Decline of Mercurial

04 September 2019
Today I found out that Bitbucket is discontinuing support for Mercurial, purely by accident when I created a private repository for some draft website texts. This was a bit of a surprise since Bitbucket's heritage is starting out as a Mercurial equivalent of GitHub, but I am not particularly shocked by the move. I still use Mercurial for non-professional purposes, but I had been wondering how long this would last.

Differing philosophies

The fundamental difference between Mercurial and Git is their target audiences. Mercurial was designed to faithfully preserve how development progressed, with the immutability of history at least initially being a major selling-point, which would have been a major political point for those moving over from Subversion. In contrast Git was designed as a patch management system for the Linux kernel, reflected in the core assumption that “a change will be merged more often than it is written”. It is intended for reviewers who are only concerned with patches and not the history of how an individual patch was developed, and many of them will simple be thrown away.

My preferences

When I was first choosing between between Mercurial and Git I felt that Git was over-complex and like many others was adverse to the whole idea of rewriting history because it sounded like potential data-loss — I first got into CVS as a way of backing things up so the latter fear should not be underestimated. Mercurial also had some fringe benefits such as a built-in webserver that Git did not have, but the ultimate clincher was that Git had no real support on Microsoft Windows — Windows users were basically fobbed off with cygwin which from my experience at the time was unreliable. This mattered because it was only sometime in 2014 I finally stopped using Windows completely for software development.

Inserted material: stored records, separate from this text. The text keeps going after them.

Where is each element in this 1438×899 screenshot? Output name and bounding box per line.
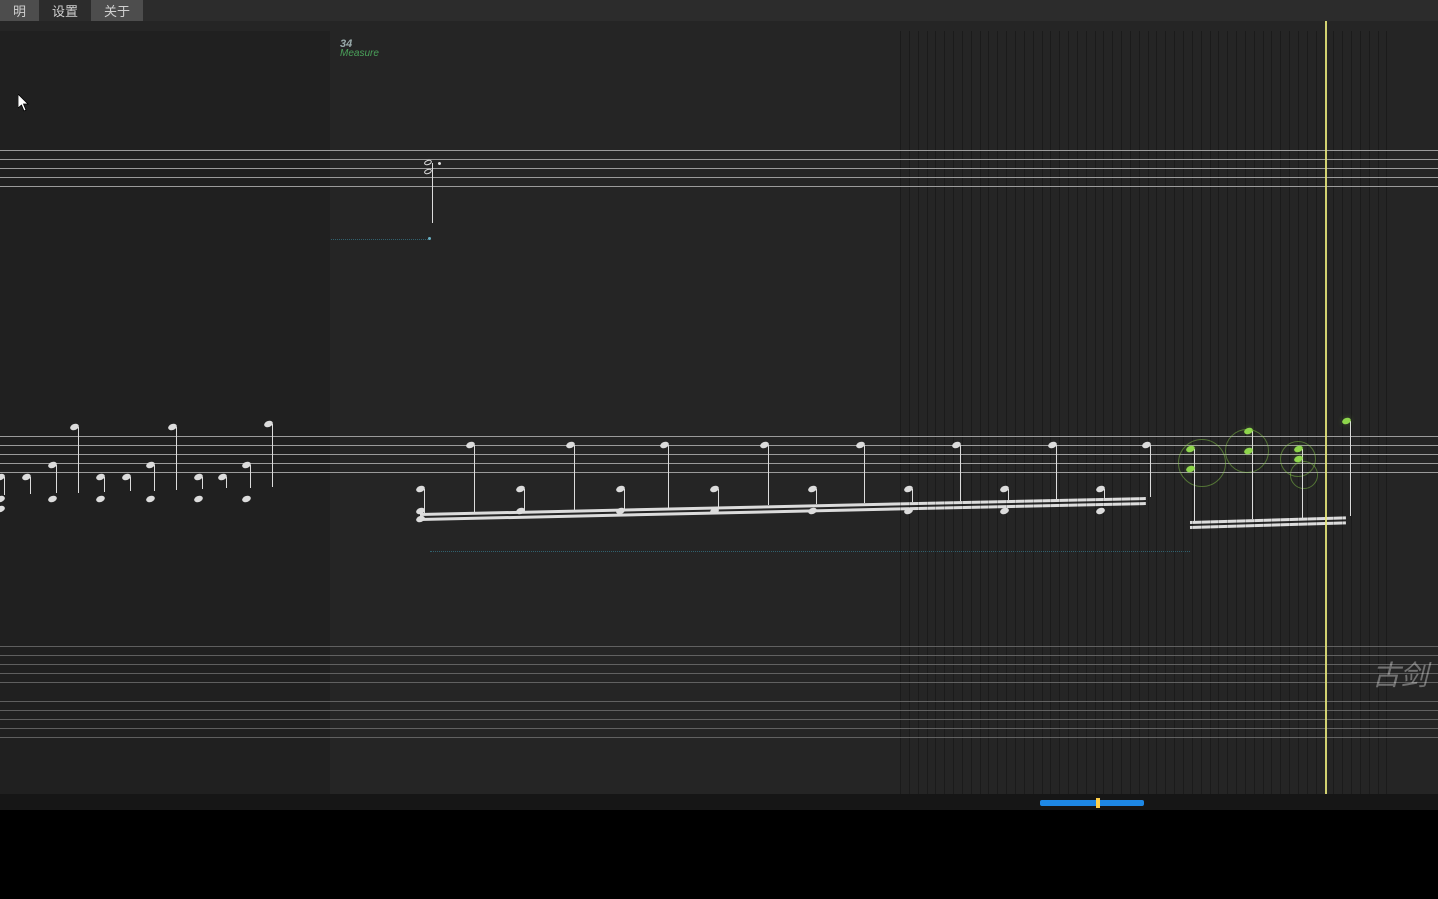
previous-measure-shade	[0, 31, 330, 794]
menu-item-2[interactable]: 关于	[91, 0, 143, 21]
menubar[interactable]: 明 设置 关于	[0, 0, 1438, 21]
cursor-icon	[18, 94, 30, 112]
measure-indicator: 34 Measure	[340, 39, 379, 59]
score-canvas[interactable]: 34 Measure 古剑	[0, 21, 1438, 794]
menu-item-1[interactable]: 设置	[39, 0, 91, 21]
timeline-play-marker[interactable]	[1096, 798, 1100, 808]
brand-watermark: 古剑	[1372, 654, 1428, 694]
timeline-scrollbar[interactable]	[0, 794, 1438, 810]
menu-item-0[interactable]: 明	[0, 0, 39, 21]
menu-item-label: 关于	[104, 1, 130, 20]
playhead[interactable]	[1325, 21, 1327, 794]
menu-item-label: 明	[13, 1, 26, 20]
vertical-grid	[900, 31, 1388, 794]
scroll-thumb[interactable]	[1040, 800, 1144, 806]
footer-area	[0, 810, 1438, 899]
menu-item-label: 设置	[52, 1, 78, 20]
measure-label: Measure	[340, 49, 379, 59]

My first major exposure to Git was using it as part of Gerrit, which properly introduced me to not only just branching, but the idea of keeping a tidy central branch. I tried emulating the approach with Mercurial, but at the time it was a work-flow that Mercurial had yet to embrace. Using Git professionally on a day-to-day basis made me familiar with all of Git's little tricks, whereas what little use I made of Mercurial for personal projects was pretty basic. When it comes to wanting to use those tricks for personal projects, it is easier to simply switch over to Git completely than work out how Mercurial can do them these.

The turning point

In my view what killed Mercurial was continuous development. Continuous integration institutionalised the idea that software development should be modelled after self-contained patches to a master branch, which in turn are developed on small throw-away branches. For good or bad this work-flow is more or less universal in IT outfits, especially ones that graduates would have had to start out in, and anywhere that is not using either Git or a Git-derived system like Gerrit is probably not using version control at all. Stackoverflow stats for 2018 show Subversion in a still-respectable second place with 16% mind-share whereas Mercurial is just above the noise floor at 3.6%.

The prognosis

The big practical difference is that by default Mercurial commits all changes to tracked files, whereas with Git the default is the complete opposite of not committing anything — in practice I now prefer the latter in most cases. These days the only thing I have really used Mercurial for is printed circuit board projects, and these consist of a lot of repositories that individually only include a few files. For my websites I think Subversion is a better choice given it has the changelist command — ironically I did implement a Mercurial extension that did the same thing but not sure where the code has got to.

I current use three different source control systems and the closing down of Bitbucket's Mercurial hosting does make me consider the prospect of retiring Mercurial. The forcing factor is that I am making increased use of Bitbucket for cross-system transfer of personal projects, so I can no longer use Mercurial for anything that is likely to go anywhere other than stay on my desktop.